Consumare frutti di mare e pesce una volta alla settimana potrebbe aiutare, almeno in parte, a neutralizzare il rischio di Alzheimer associato all'APOE4, il gene che conferisce una predisposizione alla malattia in quegli individui che ne sono portatori nel proprio Dna. Ad affermarlo è uno studio americano finanziato dal National Institute on Aging e pubblicato sul Journal of the American Medical Association (Jama). La ricerca è stata condotta presso il Rush University Medical Center di Chicago ed ha coinvolto un gruppo di anziani volontari che hanno partecipato al progetto di ricerca denominato MAP (Memory and Aging Project).

Gli studiosi americani hanno dimostrato che i frutti di mare in particolare e il pesce in generale non hanno alcun effetto protettivo anti-Alzehimer sulla popolazione generale, ma il consumo settimanale di questi alimenti sortisce effetti protettivi, una sorta di “scudo”, su quella parte di individui maggiormente a rischio demenza perché geneticamente predisposti in quanto portatori di APOE4.

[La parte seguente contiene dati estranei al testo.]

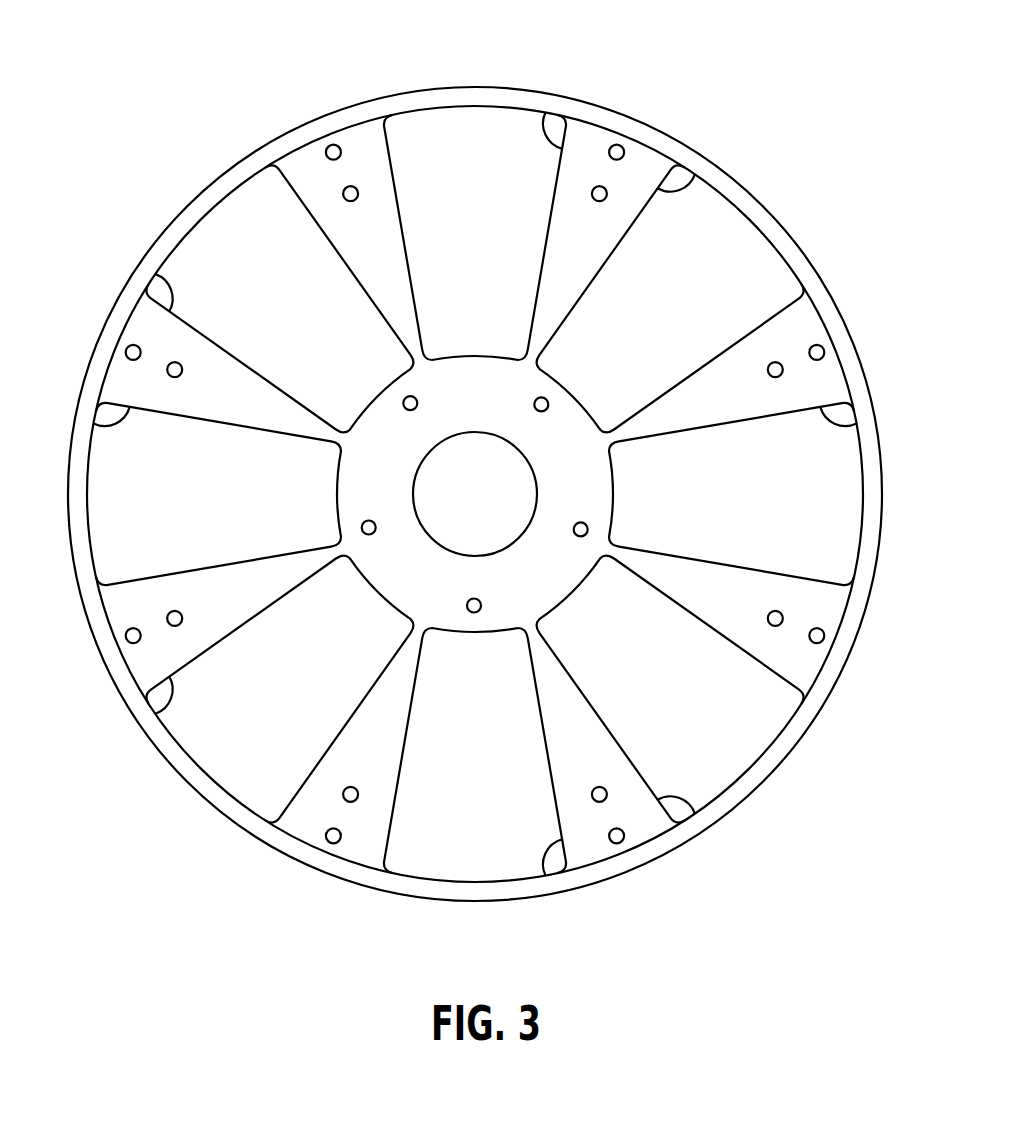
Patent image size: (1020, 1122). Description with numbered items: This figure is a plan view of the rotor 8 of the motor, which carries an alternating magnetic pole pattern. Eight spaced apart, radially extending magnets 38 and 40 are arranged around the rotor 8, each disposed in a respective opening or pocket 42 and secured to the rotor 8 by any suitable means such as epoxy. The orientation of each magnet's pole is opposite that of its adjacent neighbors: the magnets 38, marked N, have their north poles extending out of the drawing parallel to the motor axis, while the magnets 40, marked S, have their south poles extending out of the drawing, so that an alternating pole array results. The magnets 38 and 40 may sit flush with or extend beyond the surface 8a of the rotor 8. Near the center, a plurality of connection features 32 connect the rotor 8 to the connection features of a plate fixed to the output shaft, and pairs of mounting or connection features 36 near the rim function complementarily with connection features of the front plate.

The rotor 8 is at (776, 216).
The surface of rotor 8a is at (840, 375).
The connection features 32 is at (417, 399).
The mounting or connection features 36 is at (344, 189).
The magnets 38 is at (232, 235).
The magnets 40 is at (475, 128).
The openings or pockets 42 is at (550, 114).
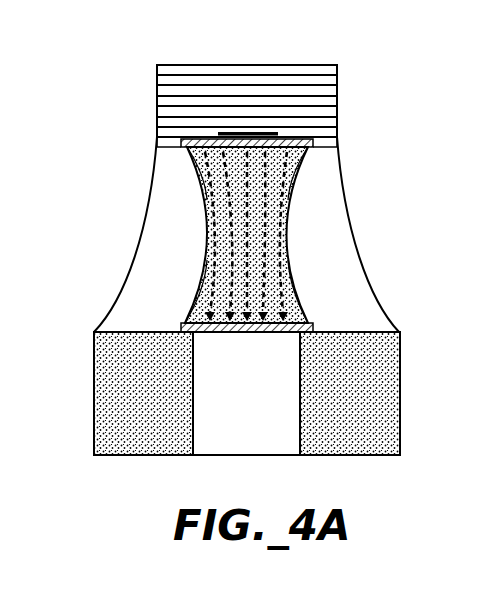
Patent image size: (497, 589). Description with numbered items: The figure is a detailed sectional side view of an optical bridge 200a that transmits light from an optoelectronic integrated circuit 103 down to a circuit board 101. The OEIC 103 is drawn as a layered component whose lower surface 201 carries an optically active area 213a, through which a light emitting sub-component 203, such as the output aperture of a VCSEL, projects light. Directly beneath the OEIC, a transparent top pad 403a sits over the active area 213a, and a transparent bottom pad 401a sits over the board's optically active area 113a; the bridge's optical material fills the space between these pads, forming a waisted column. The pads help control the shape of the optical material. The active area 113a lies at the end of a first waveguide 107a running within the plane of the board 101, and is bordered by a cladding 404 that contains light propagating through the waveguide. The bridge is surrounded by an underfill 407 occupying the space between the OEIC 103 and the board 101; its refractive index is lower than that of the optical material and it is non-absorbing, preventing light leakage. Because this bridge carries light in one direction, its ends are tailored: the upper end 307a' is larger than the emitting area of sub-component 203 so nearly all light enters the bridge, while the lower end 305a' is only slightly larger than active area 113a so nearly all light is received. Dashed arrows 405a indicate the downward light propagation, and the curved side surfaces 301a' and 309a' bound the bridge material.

The circuit board 101 is at (115, 470).
The optoelectronic integrated circuit (OEIC) 103 is at (290, 58).
The first waveguide 107a is at (243, 455).
The optically active area 113a is at (298, 343).
The optical bridge 200a is at (290, 322).
The surface 201 is at (318, 143).
The light emitting sub-component 203 is at (282, 134).
The optically active area 213a is at (188, 92).
The upper right side surface of pole tip 301a' is at (350, 181).
The end 305a' is at (130, 288).
The end 307a' is at (140, 173).
The lower right side surface of pole tip 309a' is at (358, 279).
The bottom pad 401a is at (180, 323).
The top pad 403a is at (158, 142).
The cladding 404 is at (94, 391).
The magnetic flux arrows 405a is at (285, 207).
The underfill 407 is at (148, 206).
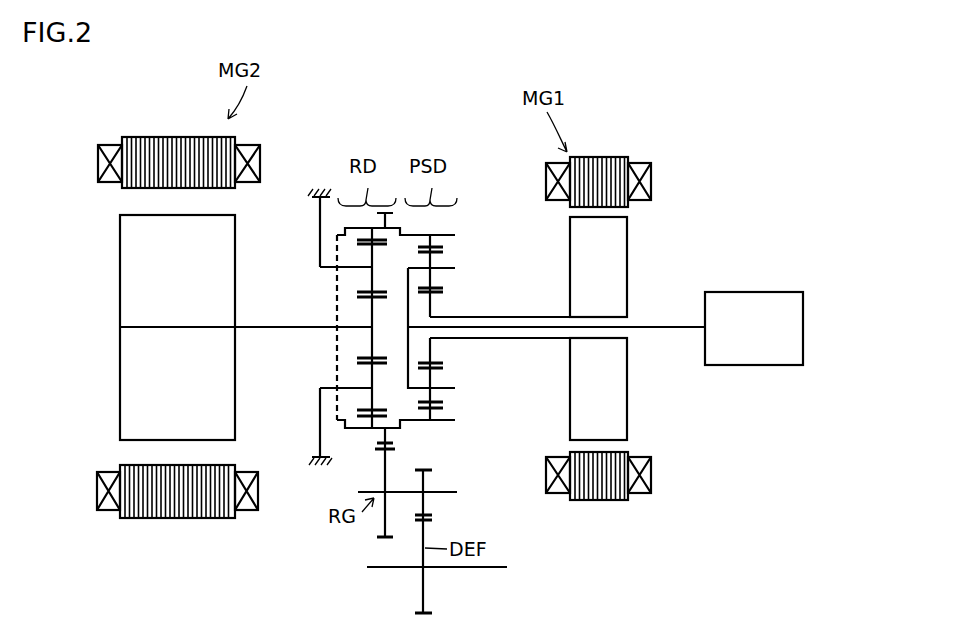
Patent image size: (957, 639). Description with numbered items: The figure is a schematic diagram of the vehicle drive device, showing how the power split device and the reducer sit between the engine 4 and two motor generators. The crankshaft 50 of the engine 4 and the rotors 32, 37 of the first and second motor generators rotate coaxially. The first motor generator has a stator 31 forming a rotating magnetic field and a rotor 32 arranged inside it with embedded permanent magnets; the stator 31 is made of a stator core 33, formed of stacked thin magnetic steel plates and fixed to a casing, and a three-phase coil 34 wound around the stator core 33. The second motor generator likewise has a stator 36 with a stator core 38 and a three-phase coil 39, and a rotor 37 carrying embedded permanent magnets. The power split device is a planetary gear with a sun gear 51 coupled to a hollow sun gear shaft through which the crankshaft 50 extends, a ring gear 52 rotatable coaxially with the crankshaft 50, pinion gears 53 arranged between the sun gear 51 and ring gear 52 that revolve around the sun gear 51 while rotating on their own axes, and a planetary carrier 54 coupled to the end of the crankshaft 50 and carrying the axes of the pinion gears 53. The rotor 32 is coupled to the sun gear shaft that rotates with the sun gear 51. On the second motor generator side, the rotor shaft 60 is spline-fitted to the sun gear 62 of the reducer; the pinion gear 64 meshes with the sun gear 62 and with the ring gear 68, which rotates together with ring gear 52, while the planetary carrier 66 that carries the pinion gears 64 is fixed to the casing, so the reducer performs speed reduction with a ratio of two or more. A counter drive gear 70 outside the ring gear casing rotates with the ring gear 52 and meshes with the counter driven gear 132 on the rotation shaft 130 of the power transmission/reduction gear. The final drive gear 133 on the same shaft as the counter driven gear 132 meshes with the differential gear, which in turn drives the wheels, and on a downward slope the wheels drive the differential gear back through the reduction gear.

The engine 4 is at (787, 292).
The stator 31 is at (667, 486).
The rotor 32 is at (627, 265).
The stator core 33 is at (598, 155).
The three-phase coil 34 is at (641, 161).
The stator 36 is at (273, 502).
The rotor 37 is at (120, 248).
The stator core 38 is at (146, 137).
The three-phase coil 39 is at (108, 143).
The crankshaft 50 is at (665, 332).
The sun gear 51 is at (445, 314).
The ring gear 52 is at (445, 243).
The pinion gears 53 is at (445, 264).
The planetary carrier 54 is at (445, 288).
The rotor shaft 60 is at (263, 331).
The sun gear 62 is at (372, 313).
The pinion gear 64 is at (372, 277).
The planetary carrier 66 is at (320, 265).
The ring gear 68 is at (345, 231).
The counter drive gear 70 is at (390, 436).
The rotation shaft 130 is at (367, 492).
The counter driven gear 132 is at (383, 540).
The final drive gear 133 is at (432, 470).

La ricerca ha indagato nel tempo il regime alimentare dei volontari e osservato post-mortem come si presentava il cervello dei partecipanti deceduti negli anni del progetto di ricerca. È emerso che nel cervello degli individui a rischio di Alzheimer, deceduti a un'età media di 90 anni, non vi erano segni di neurodegenerazione (presenza di frammenti di proteina beta-amiloide e proteina tau) se questi individui consumavano pesce, molluschi o crostacei una volta a settimana.